What is in subHB5?

Here are some explanations of the three most contentious provisions required by the House Bill 5 substitute bill and why they would be detrimental to municipalities if the sub bill were to pass. This list is not all-inclusive.

  1. Net Operating Loss

The bill requires five years as the amount of time a municipality can allow a business to carry forward a net operating loss. This five year loss carry forward would become the standard across all municipalities levying an income tax, to be implemented incrementally. Until the required implementation date, a committee would be named by the Ohio legislature to investigate municipalities’ claims of extreme revenue loss.

  • The Problem

This provision would force 40% of Ohio’s cities and villages–including Dayton and Columbus–that do not currently allow for the five year carry forward to implement this new standard, resulting in significant revenue loss to those communities. The promise of appointing an investigative committee later seems to be nothing more than a gateway to get this particular provision into the substitute bill in the first place—and later General Assemblies are unlikely to stop this provision, on grounds that doing so would cause a “tax increase”.

  1. 12 Day Rule Increased to 20 Days with No Look Back Withholding to Day 1

Current law does not require an employer to withhold tax on wages for a nonresident “occasional” employee (one whose workplace is not static) unless that employee worked in a given municipality for thirteen days or more. If an employee worked in a municipality for thirteen days or more, withholding tax must be paid to the workplace municipality starting from day one. HB 5 expands the exemption from twelve to twenty days, with tax to be paid to the principle place of business for the first twenty days and the workplace municipality starting on day twenty-one.

  • The Problem

The provision increases the tax compliance void that existed with the twelve day rule (in which those whose professions consist of conducting “occasional” business “off-site” may avoid paying tax to a workplace municipality as long as they work in that municipality for twenty days or less).
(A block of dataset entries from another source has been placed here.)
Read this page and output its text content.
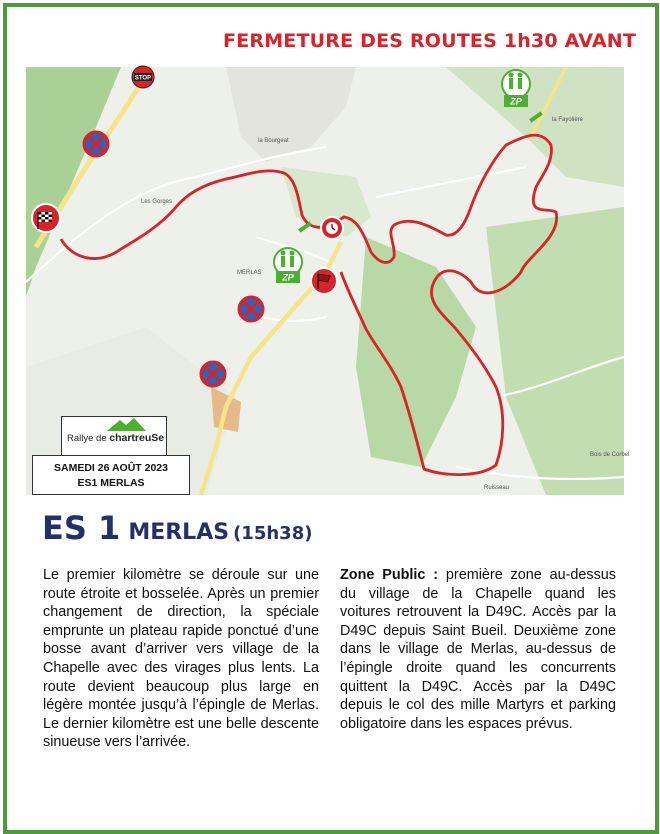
FERMETURE DES ROUTES 1h30 AVANT
la Bourgeat
Les Gorges
MERLAS
la Fayolière
Bois de Corbel
Ruisseau
STOP
ZP
ZP
Rallye de chartreuSe
SAMEDI 26 AOÛT 2023
ES1 MERLAS
ES 1 MERLAS (15h38)
Le premier kilomètre se déroule sur une route étroite et bosselée. Après un premier changement de direction, la spéciale emprunte un plateau rapide ponctué d’une bosse avant d’arriver vers village de la Chapelle avec des virages plus lents. La route devient beaucoup plus large en légère montée jusqu’à l’épingle de Merlas. Le dernier kilomètre est une belle descente sinueuse vers l’arrivée.
Zone Public : première zone au-dessus du village de la Chapelle quand les voitures retrouvent la D49C. Accès par la D49C depuis Saint Bueil. Deuxième zone dans le village de Merlas, au-dessus de l’épingle droite quand les concurrents quittent la D49C. Accès par la D49C depuis le col des mille Martyrs et parking obligatoire dans les espaces prévus.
By mandating that those who work in a municipality for more than twenty days are to pay the municipality in which the business is located starting from day one as opposed to the municipality in which the work was done (the aforementioned workplace municipality), the provision essentially punishes those communities that are not industrially or commercially-based (but may instead be rental or residency-based) by denying them financial recompense for the first twenty days of work done (and municipal services provided) within their community.
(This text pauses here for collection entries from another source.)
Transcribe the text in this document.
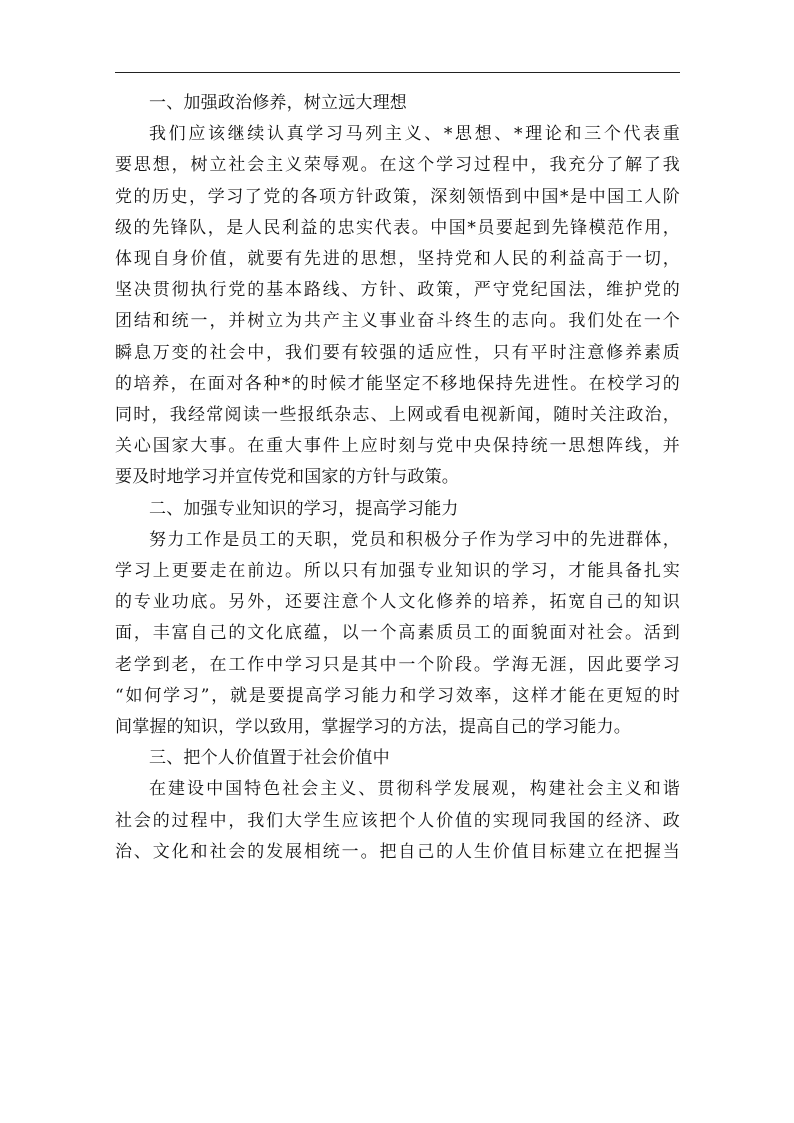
一、加强政治修养，树立远大理想
我们应该继续认真学习马列主义、*思想、*理论和三个代表重
要思想，树立社会主义荣辱观。在这个学习过程中，我充分了解了我
党的历史，学习了党的各项方针政策，深刻领悟到中国*是中国工人阶
级的先锋队，是人民利益的忠实代表。中国*员要起到先锋模范作用，
体现自身价值，就要有先进的思想，坚持党和人民的利益高于一切，
坚决贯彻执行党的基本路线、方针、政策，严守党纪国法，维护党的
团结和统一，并树立为共产主义事业奋斗终生的志向。我们处在一个
瞬息万变的社会中，我们要有较强的适应性，只有平时注意修养素质
的培养，在面对各种*的时候才能坚定不移地保持先进性。在校学习的
同时，我经常阅读一些报纸杂志、上网或看电视新闻，随时关注政治，
关心国家大事。在重大事件上应时刻与党中央保持统一思想阵线，并
要及时地学习并宣传党和国家的方针与政策。
二、加强专业知识的学习，提高学习能力
努力工作是员工的天职，党员和积极分子作为学习中的先进群体，
学习上更要走在前边。所以只有加强专业知识的学习，才能具备扎实
的专业功底。另外，还要注意个人文化修养的培养，拓宽自己的知识
面，丰富自己的文化底蕴，以一个高素质员工的面貌面对社会。活到
老学到老，在工作中学习只是其中一个阶段。学海无涯，因此要学习
“如何学习”，就是要提高学习能力和学习效率，这样才能在更短的时
间掌握的知识，学以致用，掌握学习的方法，提高自己的学习能力。
三、把个人价值置于社会价值中
在建设中国特色社会主义、贯彻科学发展观，构建社会主义和谐
社会的过程中，我们大学生应该把个人价值的实现同我国的经济、政
治、文化和社会的发展相统一。把自己的人生价值目标建立在把握当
  1. The Pass-Through Entity Loss Offset

Losses attributable to pass-through net profit entities may be used to offset unrelated income (Schedule C, Schedule E, and Schedule F) the same year in which the loss is recorded.

  • The Problem

In addition to there being an open season on how a pass-through entity’s loss may be applied, the wording of the provision itself–excluding the five year carry forward from the application of the loss–may require an amendment to the bill later.